One of the perks of working in the bike industry is that our offices can be mobile.
We don’t take advantage of this enough, though. Often we end up sitting in some anonymous Starbucks with a vendor, letting him tell us repeatedly how much we need him and the things he has. He plies us with charts, metrics, and over-milked frappes until we’re all nodding along like dashboard bobbles.
Come the end of the product season, we decide we’ve had enough of this shit and declare a meeting in woods. There won’t be a Chelsea Wolfe soundtrack competing with the scream of scalded dairy. There won’t be any blueberry scones. And there certainly won’t be a lunch bought by a rep. Reps don’t come here, usually.
Our meeting room is a cold, gravel-filled parking lot directly next to a horse waste disposal container. We knock out the business side of things in under 20 minutes. We throw jokes around, discuss the bare minimum necessary to call it a meeting, stretch protesting muscles against frozen air. All of us are anxious to either get moving or go back to sleep.
We hit the trails as the sun starts to crest and light up the blazing fall colors of DuPont. It’s providing warmth more visual than tactile, but that’s enough to trick my brain into believing I’m not freezing as we’re scrambling across the first river ford, bike on shoulder.

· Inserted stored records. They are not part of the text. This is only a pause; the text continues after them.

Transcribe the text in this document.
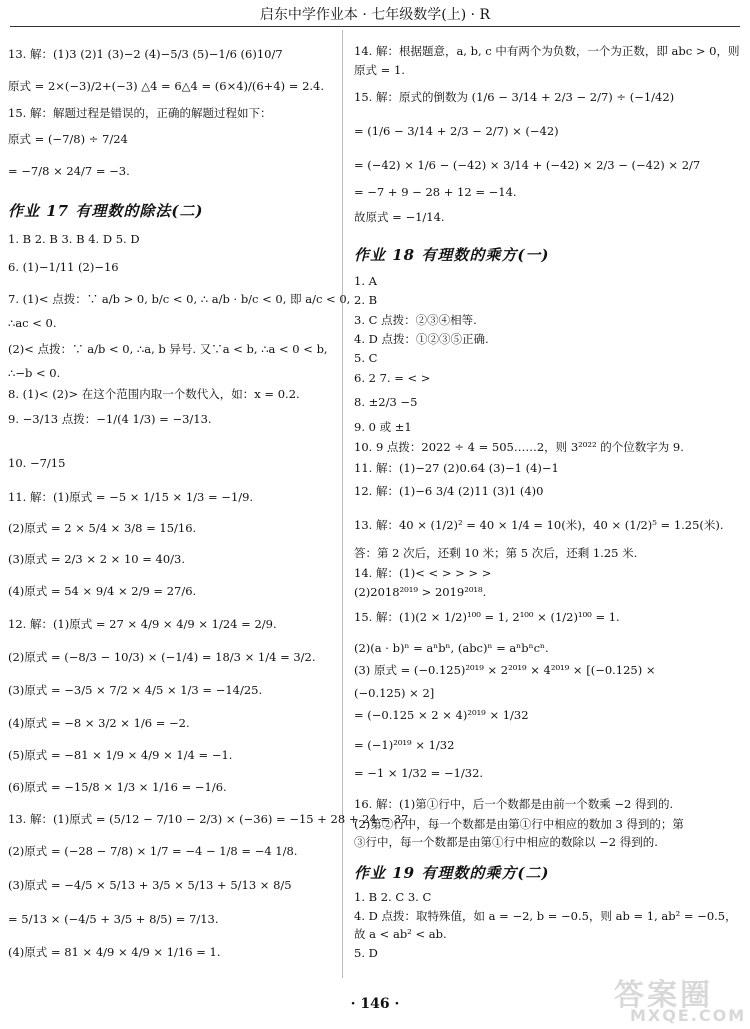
启东中学作业本 · 七年级数学(上) · R
13. 解：(1)3 (2)1 (3)−2 (4)−5/3 (5)−1/6 (6)10/7
原式 = 2×(−3)/2+(−3) △4 = 6△4 = (6×4)/(6+4) = 2.4.
15. 解：解题过程是错误的，正确的解题过程如下：
原式 = (−7/8) ÷ 7/24
= −7/8 × 24/7 = −3.
作业 17 有理数的除法(二)
1. B 2. B 3. B 4. D 5. D
6. (1)−1/11 (2)−16
7. (1)< 点拨：∵ a/b > 0, b/c < 0, ∴ a/b · b/c < 0, 即 a/c < 0,
∴ac < 0.
(2)< 点拨：∵ a/b < 0, ∴a, b 异号. 又∵a < b, ∴a < 0 < b,
∴−b < 0.
8. (1)< (2)> 在这个范围内取一个数代入，如：x = 0.2.
9. −3/13 点拨：−1/(4 1/3) = −3/13.
10. −7/15
11. 解：(1)原式 = −5 × 1/15 × 1/3 = −1/9.
(2)原式 = 2 × 5/4 × 3/8 = 15/16.
(3)原式 = 2/3 × 2 × 10 = 40/3.
(4)原式 = 54 × 9/4 × 2/9 = 27/6.
12. 解：(1)原式 = 27 × 4/9 × 4/9 × 1/24 = 2/9.
(2)原式 = (−8/3 − 10/3) × (−1/4) = 18/3 × 1/4 = 3/2.
(3)原式 = −3/5 × 7/2 × 4/5 × 1/3 = −14/25.
(4)原式 = −8 × 3/2 × 1/6 = −2.
(5)原式 = −81 × 1/9 × 4/9 × 1/4 = −1.
(6)原式 = −15/8 × 1/3 × 1/16 = −1/6.
13. 解：(1)原式 = (5/12 − 7/10 − 2/3) × (−36) = −15 + 28 + 24 = 37.
(2)原式 = (−28 − 7/8) × 1/7 = −4 − 1/8 = −4 1/8.
(3)原式 = −4/5 × 5/13 + 3/5 × 5/13 + 5/13 × 8/5
= 5/13 × (−4/5 + 3/5 + 8/5) = 7/13.
(4)原式 = 81 × 4/9 × 4/9 × 1/16 = 1.
14. 解：根据题意，a, b, c 中有两个为负数，一个为正数，即 abc > 0，则
原式 = 1.
15. 解：原式的倒数为 (1/6 − 3/14 + 2/3 − 2/7) ÷ (−1/42)
= (1/6 − 3/14 + 2/3 − 2/7) × (−42)
= (−42) × 1/6 − (−42) × 3/14 + (−42) × 2/3 − (−42) × 2/7
= −7 + 9 − 28 + 12 = −14.
故原式 = −1/14.
作业 18 有理数的乘方(一)
1. A
2. B
3. C 点拨：②③④相等.
4. D 点拨：①②③⑤正确.
5. C
6. 2 7. = < >
8. ±2/3 −5
9. 0 或 ±1
10. 9 点拨：2022 ÷ 4 = 505……2，则 3²⁰²² 的个位数字为 9.
11. 解：(1)−27 (2)0.64 (3)−1 (4)−1
12. 解：(1)−6 3/4 (2)11 (3)1 (4)0
13. 解：40 × (1/2)² = 40 × 1/4 = 10(米)，40 × (1/2)⁵ = 1.25(米).
答：第 2 次后，还剩 10 米；第 5 次后，还剩 1.25 米.
14. 解：(1)< < > > > >
(2)2018²⁰¹⁹ > 2019²⁰¹⁸.
15. 解：(1)(2 × 1/2)¹⁰⁰ = 1, 2¹⁰⁰ × (1/2)¹⁰⁰ = 1.
(2)(a · b)ⁿ = aⁿbⁿ, (abc)ⁿ = aⁿbⁿcⁿ.
(3) 原式 = (−0.125)²⁰¹⁹ × 2²⁰¹⁹ × 4²⁰¹⁹ × [(−0.125) ×
(−0.125) × 2]
= (−0.125 × 2 × 4)²⁰¹⁹ × 1/32
= (−1)²⁰¹⁹ × 1/32
= −1 × 1/32 = −1/32.
16. 解：(1)第①行中，后一个数都是由前一个数乘 −2 得到的.
(2)第②行中，每一个数都是由第①行中相应的数加 3 得到的；第
③行中，每一个数都是由第①行中相应的数除以 −2 得到的.
作业 19 有理数的乘方(二)
1. B 2. C 3. C
4. D 点拨：取特殊值，如 a = −2, b = −0.5，则 ab = 1, ab² = −0.5，
故 a < ab² < ab.
5. D
· 146 ·	答案圈
MXQE.COM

At the top of the first grueling mile climb, we’re all shedding clothes as fast we can. The next mile up, we’re all down to shorts and jerseys and it’s not even above 45F. If you’re at the back of the group (which I always am), you can see the faint cloud of steam rising from the cluster of ten sweaty bodies. My brain wanders, trying to get away from the fact that we’ve been climbing for three straight miles, up multiple tight switchbacks. I keep musing over the fact that we’re a rolling micro-climate, expecting tiny peals of thunder to start sounding from the center of the salty haze at any minute. We hit another switchback, the slope increases, and I can now only focus on my breathing and keeping my heart rate down. And we climb.
We finally crest onto a wide-open vista, an unused airstrip on the top of the mountain. Even the well-seasoned climbers and roadies in the group are wiped, but any complaints die in our mouths as the view hits us.

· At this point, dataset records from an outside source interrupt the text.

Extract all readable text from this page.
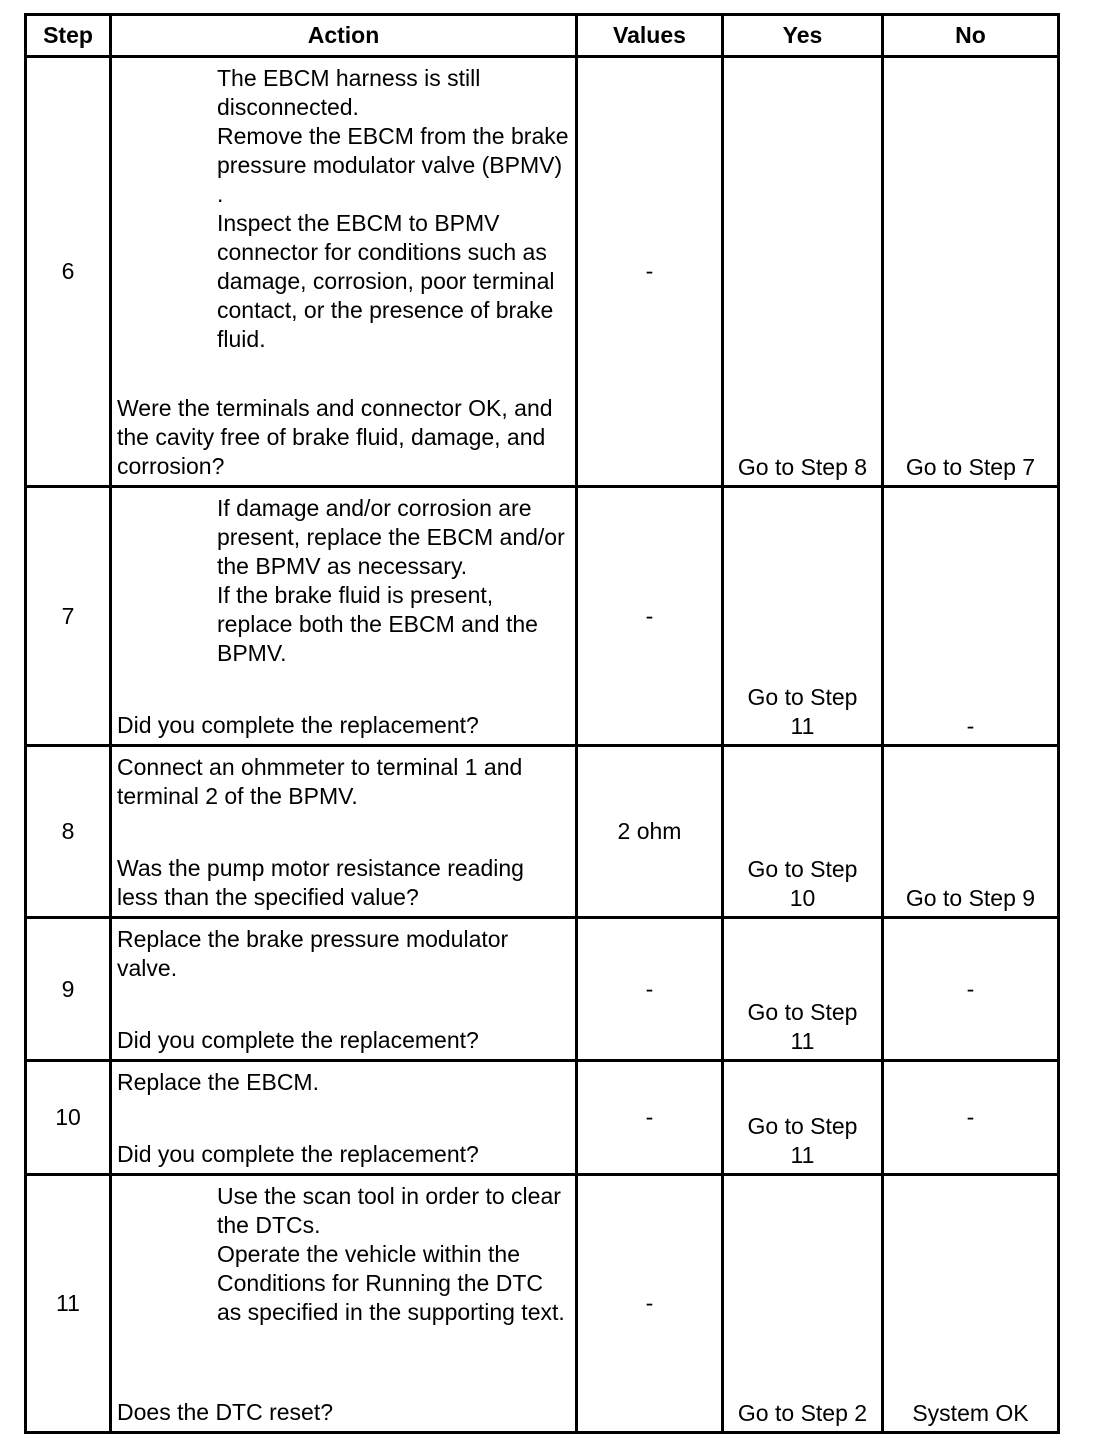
Step	Action	Values	Yes	No
6	The EBCM harness is still disconnected.
Remove the EBCM from the brake pressure modulator valve (BPMV) .
Inspect the EBCM to BPMV connector for conditions such as damage, corrosion, poor terminal contact, or the presence of brake fluid.
Were the terminals and connector OK, and the cavity free of brake fluid, damage, and corrosion?	-	Go to Step 8	Go to Step 7
7	If damage and/or corrosion are present, replace the EBCM and/or the BPMV as necessary.
If the brake fluid is present, replace both the EBCM and the BPMV.
Did you complete the replacement?	-	Go to Step 11	-
8	Connect an ohmmeter to terminal 1 and terminal 2 of the BPMV.
Was the pump motor resistance reading less than the specified value?	2 ohm	Go to Step 10	Go to Step 9
9	Replace the brake pressure modulator valve.
Did you complete the replacement?	-	Go to Step 11	-
10	Replace the EBCM.
Did you complete the replacement?	-	Go to Step 11	-
11	Use the scan tool in order to clear the DTCs.
Operate the vehicle within the Conditions for Running the DTC as specified in the supporting text.
Does the DTC reset?	-	Go to Step 2	System OK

It’s nothing but rolling gradients of brown, gold, and red. Uninterrupted, for miles and miles and miles. It’s deathly silent, except for our ragged breathing and the occasional slurp of a hydration pack hose. The day is just starting to warm, the breeze starts drying our soaked bodies, and we’re content to use this gorgeous view as a reason to stop pedaling for the moment.
I ask the guy next to me, hunched and panting on his handlebars, “worth it, yeah?”
“Views are nice,” he says, “but you know we only really climb for the downhill.”
That got everyone moving again. We immediately drop in to the flowing track to the right of the airstrip, and then begin a screaming descent.
You can’t stop to think, because if you’re thinking instead of reacting, you’re going to eat trail. The colors blur and smear, eyes and nose leaking from the speed. It’s a 30mph trust-fall over jagged rock faces, fallen logs, and a blanket of leaves. Time dilates, and it goes on for a small eternity.
We regroup at the bottom, panting, grinning like naked skulls.
Our regional waits to get his breath back, then turns to address the group.
“We need more of this, guys. It helps remind us why we do this job. It’s definitely not the money. And it’s not the hours. It’s the fact that at the end of the day, we still love riding our bicycles in the woods and on the road and want other people to come play.”
Yeah, that’s about right.
I shake out my hands, trying to get the death grip gone from the tendons. Then we climb. And drop in. And climb. And drop in.
After twenty miles or so of this, we make it back to the parking lot. Our once-clean bikes and clothes look like muddy Pollocks. We’re spent. No one’s talking. The only thing on any of our minds right now was the celebratory First Beer, shortly followed by Pescados in Brevard. Nothing mends torn muscles quite like Dos Equis and a giant fish burrito.
Later, as I’m showering off the muck and inspecting the inevitable damage, I’m quietly grateful for every new lump and scrape I find. I may not have much in the bank, but every meeting we have like that one definitely reminds me why I don’t care.